Romanticisation or orientalisation of the East?
Eastern Europe is just catching up with the Western development levels because of our collective communist past. This discourse has been rampant around the time of Poland’s entry to the EU and has been applied to Ukraine to some extent as well (Copsey, 2008). Dmytro Kuleba has pointed out how the ‘post-soviet’ label given to Ukraine has long been problematic and expressed his belief that Ukraine is part of the West. It still somehow falls into the trap of West/East, where the latter struggles with the notions of being second-class states that at least should be acknowledged as an equal partner by the United States and Europe.
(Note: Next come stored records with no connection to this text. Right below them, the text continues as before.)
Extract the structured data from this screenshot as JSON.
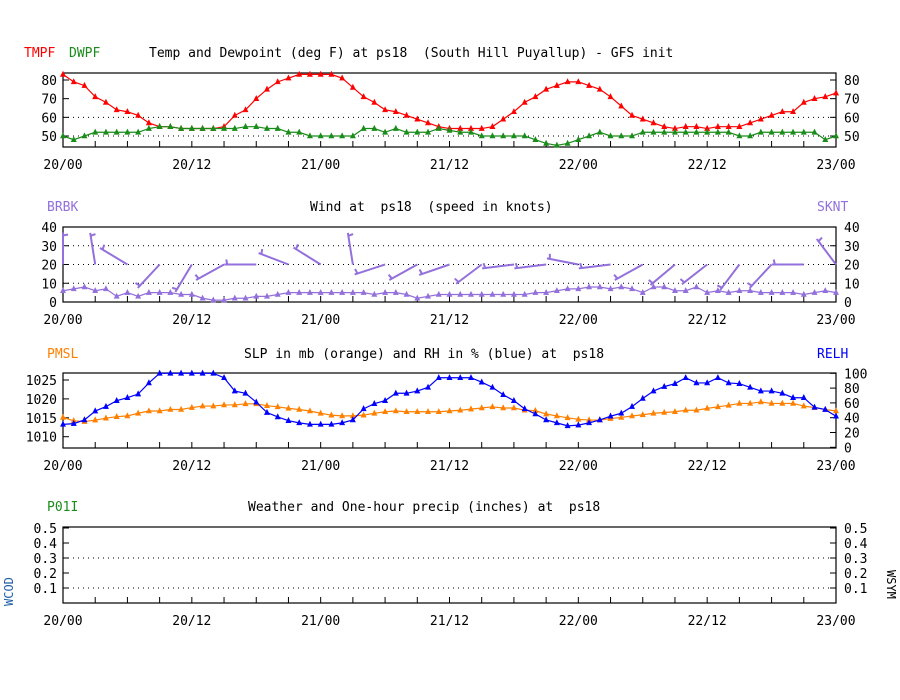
{
  "colors": {
    "temp": "#ff0000",
    "dewpoint": "#1a8c1a",
    "wind": "#9370db",
    "slp": "#ff8000",
    "rh": "#0000ff",
    "precip": "#1a8c1a",
    "wcod": "#1f5fa8",
    "axis": "#000000"
  },
  "x_ticks": [
    "20/00",
    "20/12",
    "21/00",
    "21/12",
    "22/00",
    "22/12",
    "23/00"
  ],
  "chart_data": [
    {
      "type": "line",
      "title": "Temp and Dewpoint (deg F) at ps18  (South Hill Puyallup) - GFS init",
      "left_label": "TMPF",
      "left_label2": "DWPF",
      "xlabel": "",
      "ylabel": "deg F",
      "x_hours": [
        0,
        72
      ],
      "ylim": [
        43,
        83
      ],
      "yticks": [
        50,
        60,
        70,
        80
      ],
      "grid_y": [
        50,
        60
      ],
      "series": [
        {
          "name": "TMPF",
          "values": [
            83,
            79,
            77,
            71,
            68,
            64,
            63,
            61,
            57,
            55,
            55,
            54,
            54,
            54,
            54,
            55,
            61,
            64,
            70,
            75,
            79,
            81,
            83,
            83,
            83,
            83,
            81,
            76,
            71,
            68,
            64,
            63,
            61,
            59,
            57,
            55,
            54,
            54,
            54,
            54,
            55,
            59,
            63,
            68,
            71,
            75,
            77,
            79,
            79,
            77,
            75,
            71,
            66,
            61,
            59,
            57,
            55,
            54,
            55,
            55,
            54,
            55,
            55,
            55,
            57,
            59,
            61,
            63,
            63,
            68,
            70,
            71,
            73
          ]
        },
        {
          "name": "DWPF",
          "values": [
            50,
            48,
            50,
            52,
            52,
            52,
            52,
            52,
            54,
            55,
            55,
            54,
            54,
            54,
            54,
            54,
            54,
            55,
            55,
            54,
            54,
            52,
            52,
            50,
            50,
            50,
            50,
            50,
            54,
            54,
            52,
            54,
            52,
            52,
            52,
            54,
            53,
            52,
            52,
            50,
            50,
            50,
            50,
            50,
            48,
            46,
            45,
            46,
            48,
            50,
            52,
            50,
            50,
            50,
            52,
            52,
            52,
            52,
            52,
            52,
            52,
            52,
            52,
            50,
            50,
            52,
            52,
            52,
            52,
            52,
            52,
            48,
            50
          ]
        }
      ]
    },
    {
      "type": "line",
      "title": "Wind at  ps18  (speed in knots)",
      "left_label": "BRBK",
      "right_label": "SKNT",
      "x_hours": [
        0,
        72
      ],
      "ylim": [
        0,
        40
      ],
      "yticks": [
        0,
        10,
        20,
        30,
        40
      ],
      "grid_y": [
        10,
        20,
        30
      ],
      "series": [
        {
          "name": "SKNT",
          "values": [
            6,
            7,
            8,
            6,
            7,
            3,
            5,
            3,
            5,
            5,
            5,
            4,
            4,
            2,
            1,
            1,
            2,
            2,
            3,
            3,
            4,
            5,
            5,
            5,
            5,
            5,
            5,
            5,
            5,
            4,
            5,
            5,
            4,
            2,
            3,
            4,
            4,
            4,
            4,
            4,
            4,
            4,
            4,
            4,
            5,
            5,
            6,
            7,
            7,
            8,
            8,
            7,
            8,
            7,
            5,
            8,
            8,
            6,
            6,
            8,
            5,
            6,
            5,
            6,
            6,
            5,
            5,
            5,
            5,
            4,
            5,
            6,
            5
          ]
        }
      ],
      "barbs": {
        "name": "BRBK",
        "plotted_at_value": 20,
        "hours": [
          0,
          3,
          6,
          9,
          12,
          15,
          18,
          21,
          24,
          27,
          30,
          33,
          36,
          39,
          42,
          45,
          48,
          51,
          54,
          57,
          60,
          63,
          66,
          69,
          72
        ],
        "direction_deg": [
          360,
          351,
          301,
          223,
          211,
          241,
          270,
          291,
          302,
          351,
          252,
          241,
          251,
          233,
          263,
          263,
          281,
          263,
          241,
          230,
          232,
          217,
          223,
          270,
          323
        ]
      }
    },
    {
      "type": "line",
      "title": "SLP in mb (orange) and RH in % (blue) at  ps18",
      "left_label": "PMSL",
      "right_label": "RELH",
      "x_hours": [
        0,
        72
      ],
      "ylim_left": [
        1006.9,
        1026.8
      ],
      "yticks_left": [
        1010,
        1015,
        1020,
        1025
      ],
      "ylim_right": [
        0,
        100
      ],
      "yticks_right": [
        0,
        20,
        40,
        60,
        80,
        100
      ],
      "series": [
        {
          "name": "PMSL",
          "axis": "left",
          "values": [
            1015.1,
            1014.2,
            1014.0,
            1014.4,
            1014.9,
            1015.3,
            1015.5,
            1016.2,
            1016.8,
            1016.8,
            1017.2,
            1017.2,
            1017.7,
            1018.1,
            1018.1,
            1018.4,
            1018.4,
            1018.7,
            1018.7,
            1018.2,
            1017.9,
            1017.5,
            1017.2,
            1016.8,
            1016.2,
            1015.7,
            1015.5,
            1015.5,
            1015.7,
            1016.2,
            1016.6,
            1016.8,
            1016.6,
            1016.6,
            1016.6,
            1016.6,
            1016.8,
            1017.0,
            1017.3,
            1017.6,
            1017.9,
            1017.6,
            1017.6,
            1017.0,
            1016.9,
            1016.0,
            1015.5,
            1015.0,
            1014.6,
            1014.4,
            1014.4,
            1014.8,
            1015.1,
            1015.5,
            1015.8,
            1016.2,
            1016.4,
            1016.6,
            1017.0,
            1017.0,
            1017.5,
            1017.9,
            1018.3,
            1018.8,
            1018.8,
            1019.2,
            1018.8,
            1018.8,
            1018.8,
            1018.1,
            1017.7,
            1017.2,
            1016.8
          ]
        },
        {
          "name": "RELH",
          "axis": "right",
          "values": [
            31,
            32,
            37,
            49,
            55,
            63,
            67,
            72,
            87,
            100,
            100,
            100,
            100,
            100,
            100,
            94,
            76,
            73,
            61,
            47,
            41,
            36,
            33,
            31,
            31,
            31,
            33,
            37,
            52,
            59,
            63,
            73,
            73,
            76,
            81,
            94,
            94,
            94,
            94,
            88,
            81,
            71,
            63,
            52,
            45,
            37,
            33,
            29,
            30,
            33,
            37,
            42,
            46,
            55,
            66,
            76,
            82,
            86,
            94,
            87,
            87,
            94,
            87,
            86,
            81,
            76,
            76,
            73,
            67,
            67,
            54,
            51,
            42
          ]
        }
      ]
    },
    {
      "type": "line",
      "title": "Weather and One-hour precip (inches) at  ps18",
      "left_label": "P01I",
      "side_label_left": "WCOD",
      "side_label_right": "WSYM",
      "x_hours": [
        0,
        72
      ],
      "ylim": [
        0,
        0.5
      ],
      "yticks": [
        0.1,
        0.2,
        0.3,
        0.4,
        0.5
      ],
      "ytick_labels": [
        "0.1",
        "0.2",
        "0.3",
        "0.4",
        "0.5"
      ],
      "grid_y": [
        0.1,
        0.3
      ],
      "series": []
    }
  ]
}
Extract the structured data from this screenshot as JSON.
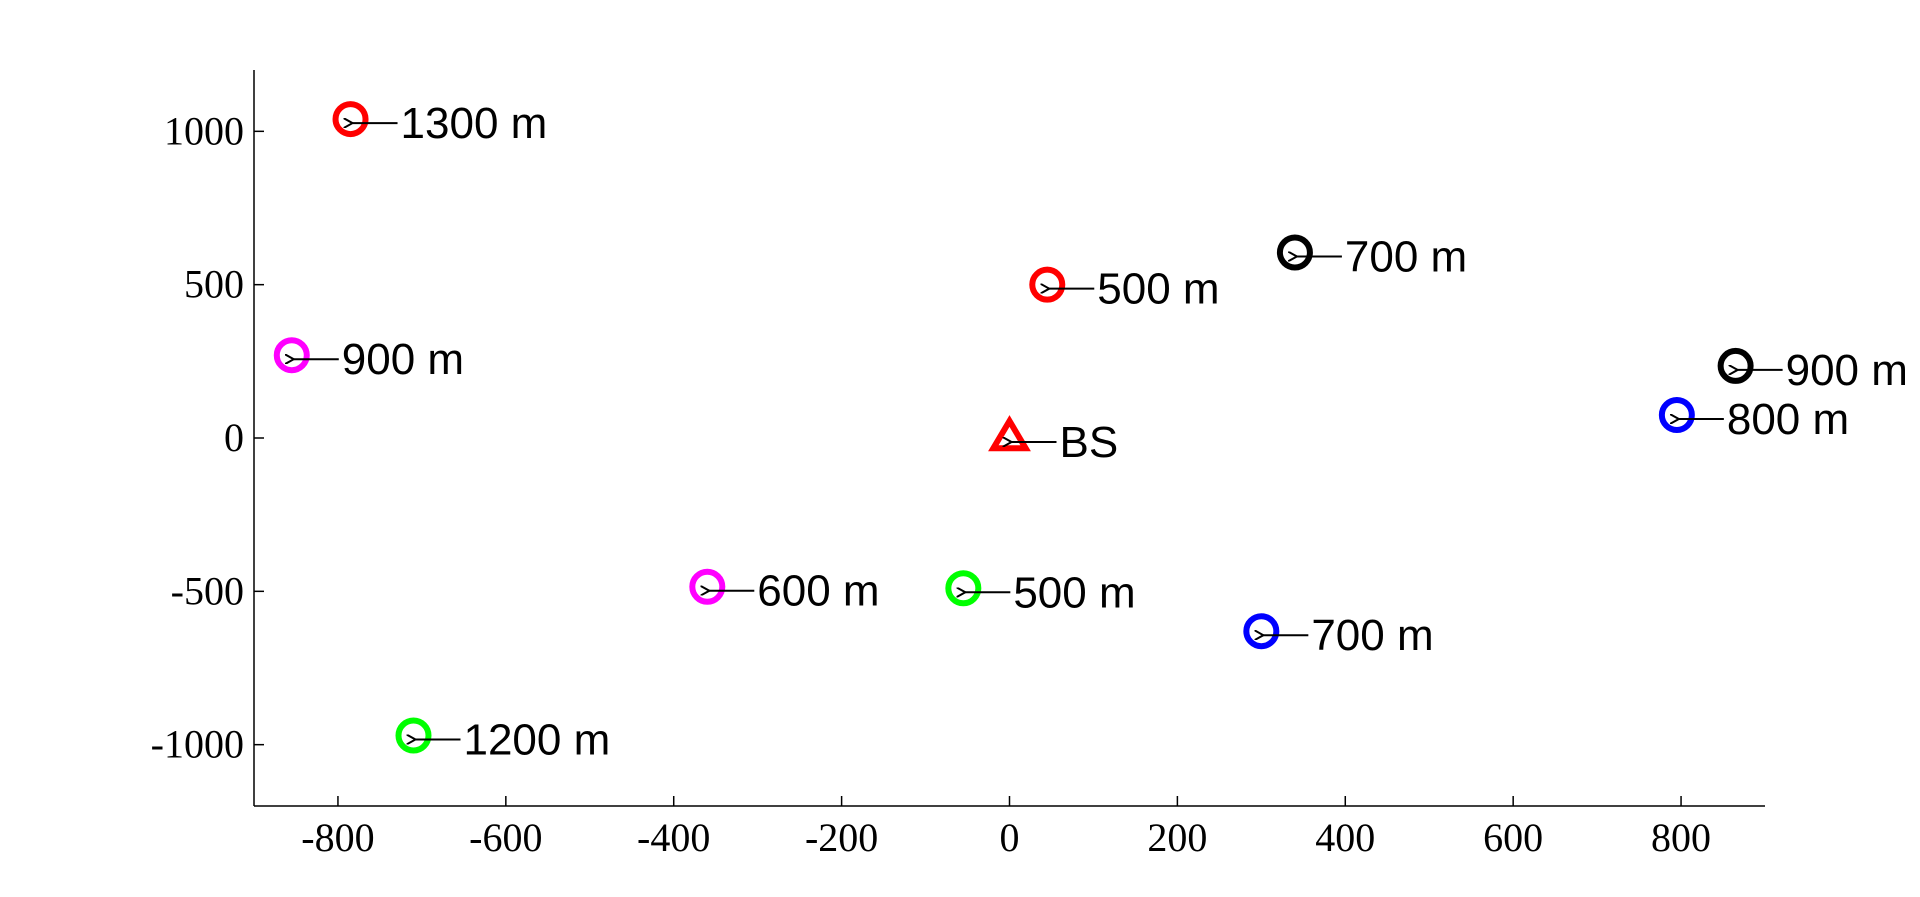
{
  "chart_data": {
    "type": "scatter",
    "title": "",
    "xlabel": "",
    "ylabel": "",
    "xlim": [
      -900,
      900
    ],
    "ylim": [
      -1200,
      1200
    ],
    "x_ticks": [
      -800,
      -600,
      -400,
      -200,
      0,
      200,
      400,
      600,
      800
    ],
    "y_ticks": [
      1000,
      500,
      0,
      -500,
      -1000
    ],
    "x_tick_labels": [
      "-800",
      "-600",
      "-400",
      "-200",
      "0",
      "200",
      "400",
      "600",
      "800"
    ],
    "y_tick_labels": [
      "1000",
      "500",
      "0",
      "-500",
      "-1000"
    ],
    "grid": false,
    "legend": null,
    "points": [
      {
        "x": -785,
        "y": 1040,
        "label": "1300 m",
        "marker": "circle",
        "color": "#ff0000"
      },
      {
        "x": 45,
        "y": 500,
        "label": "500 m",
        "marker": "circle",
        "color": "#ff0000"
      },
      {
        "x": 340,
        "y": 605,
        "label": "700 m",
        "marker": "circle",
        "color": "#000000"
      },
      {
        "x": -855,
        "y": 270,
        "label": "900 m",
        "marker": "circle",
        "color": "#ff00ff"
      },
      {
        "x": 865,
        "y": 235,
        "label": "900 m",
        "marker": "circle",
        "color": "#000000"
      },
      {
        "x": 795,
        "y": 75,
        "label": "800 m",
        "marker": "circle",
        "color": "#0000ff"
      },
      {
        "x": 0,
        "y": 0,
        "label": "BS",
        "marker": "triangle",
        "color": "#ff0000"
      },
      {
        "x": -360,
        "y": -485,
        "label": "600 m",
        "marker": "circle",
        "color": "#ff00ff"
      },
      {
        "x": -55,
        "y": -490,
        "label": "500 m",
        "marker": "circle",
        "color": "#00ff00"
      },
      {
        "x": 300,
        "y": -630,
        "label": "700 m",
        "marker": "circle",
        "color": "#0000ff"
      },
      {
        "x": -710,
        "y": -970,
        "label": "1200 m",
        "marker": "circle",
        "color": "#00ff00"
      }
    ]
  }
}
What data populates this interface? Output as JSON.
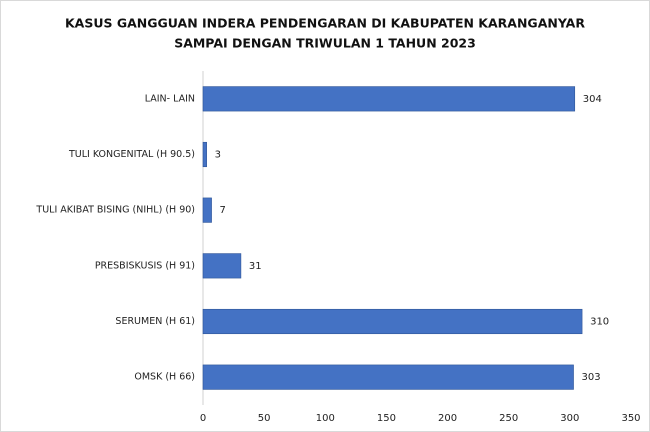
{
  "chart_data": {
    "type": "bar",
    "orientation": "horizontal",
    "title": [
      "KASUS GANGGUAN INDERA PENDENGARAN DI KABUPATEN KARANGANYAR",
      "SAMPAI DENGAN TRIWULAN 1 TAHUN 2023"
    ],
    "categories": [
      "LAIN- LAIN",
      "TULI KONGENITAL (H 90.5)",
      "TULI AKIBAT BISING (NIHL) (H 90)",
      "PRESBISKUSIS (H 91)",
      "SERUMEN (H 61)",
      "OMSK (H 66)"
    ],
    "values": [
      304,
      3,
      7,
      31,
      310,
      303
    ],
    "color": "#4472c4",
    "xlim": [
      0,
      350
    ],
    "xticks": [
      0,
      50,
      100,
      150,
      200,
      250,
      300,
      350
    ],
    "grid": false
  }
}
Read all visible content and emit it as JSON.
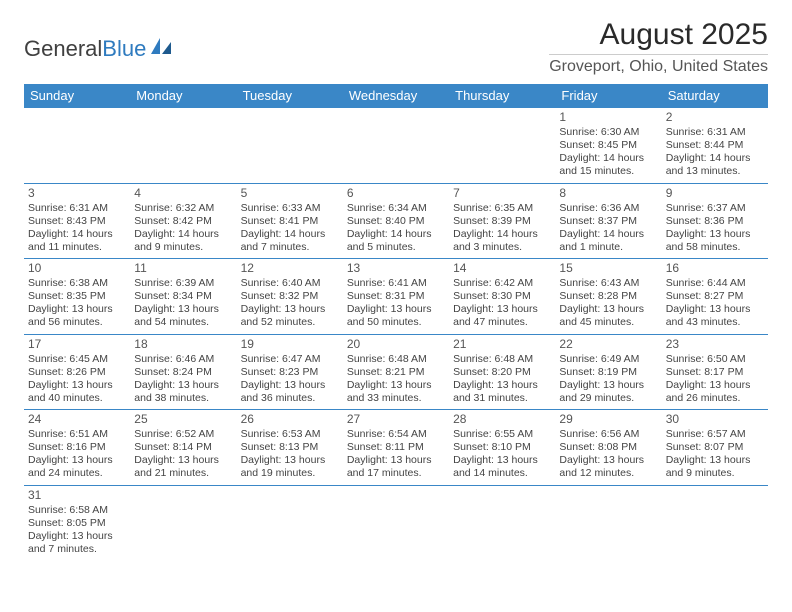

The struggle to be recognised as equal is not new: Eastern European countries that have joined the EU in 2004 were part of A8 countries with restricted movement of workers to other EU member states (unlike Malta and Cyprus, who joined at the same time). A measure not used before was created to prevent migration to the West and simultaneously (and perhaps unintentionally) formed a group of temporary subclass members. The notions of non-European underdevelopment fit a bit too neatly with what Said was writing in 1978; there is, however, no race aspect to it. Even if Poles have ‘just joined’ Europe (as if we were not part of the continent ever since) through the EU accession in 2004, we remain close enough to the West that they feel comfortable enough to take up our cultural and political experiences and romanticise them.
The poverty aesthetic of used-up 80s tracksuits, knock-off three stripes and poor-quality vodka in hand, squatting in front of concrete, unappealing and dilapidating blocks, with a greyish-blueish tint to it (of course!) seems appealing because it is simultaneously foreign and yet so familiar. The West has neither experienced huge concrete neighbourhoods popping up everywhere nor the queues for food, but they did experience food stamps and housing crisis(es). Romanticisation of poverty has been rampant in recent years on social media and so is the new wave of paganism; it just so happens that Slavic culture and Eastern Europe can offer a history of both. The rise of young people exploring the myths of Greek and Roman religions alongside indigenous North American belief systems, followed by the success of Midsommar and nordic folklore has found its way to Proto-Slavic myths, beliefs and folklore stories.

While loving the Slav squats and the creeeeepy stories about Chernobyl might be argued to be harmless banter and love for our historical paganism, the more general mass media discourse on Eastern Europe seems to remain stuck on the same page it used to be. Brexit has caused a 57% spike in crimes against Europeans, “including non-Eastern Europeans,” which is a quaint and telling way to put it (Matthew et al. incoming 2022) while Nottinghamshire experienced a 140% rise. Less than three months after the Brexit referendum, Arek Jozwik was murdered in Harlow by six men and a vigil held in his honour led to two other assaults against Poles (Wylie and Lusher, 2016). The talks about Eastern European immigrants stealing jobs from honest Britons could be read in most of the tabloids not so long ago. My own lecturer at University of Oxford talked about “those Polish cleaning ladies” while other Britons dumped shackles of political correctness and boldly called the immigrants ‘vermin’ (Agerholm 2016). My friend, who matriculated in 2018, has heard surprised comments from tutors who were “glad that they have such an intelligent Eastern European woman as their student, because we all know that is not necessarily common in that culture.” Nigel Farage went a step further and suggested that Eastern European immigrants come from countries "that perhaps (…) have not fully recovered from being behind the iron curtain.” (Mason, 2015)
Despite my best intentions, I struggle to have a positive outlook on the ‘boom on Slavic culture’ among young millennials and Gen Z. Considering the broader context and how these aesthetics can be used to further the idea of rampant poverty, backwardness and underdevelopment in the East, it seems to me that the romanticisation of Eastern European aesthetics stops exactly where it starts: the aesthetic.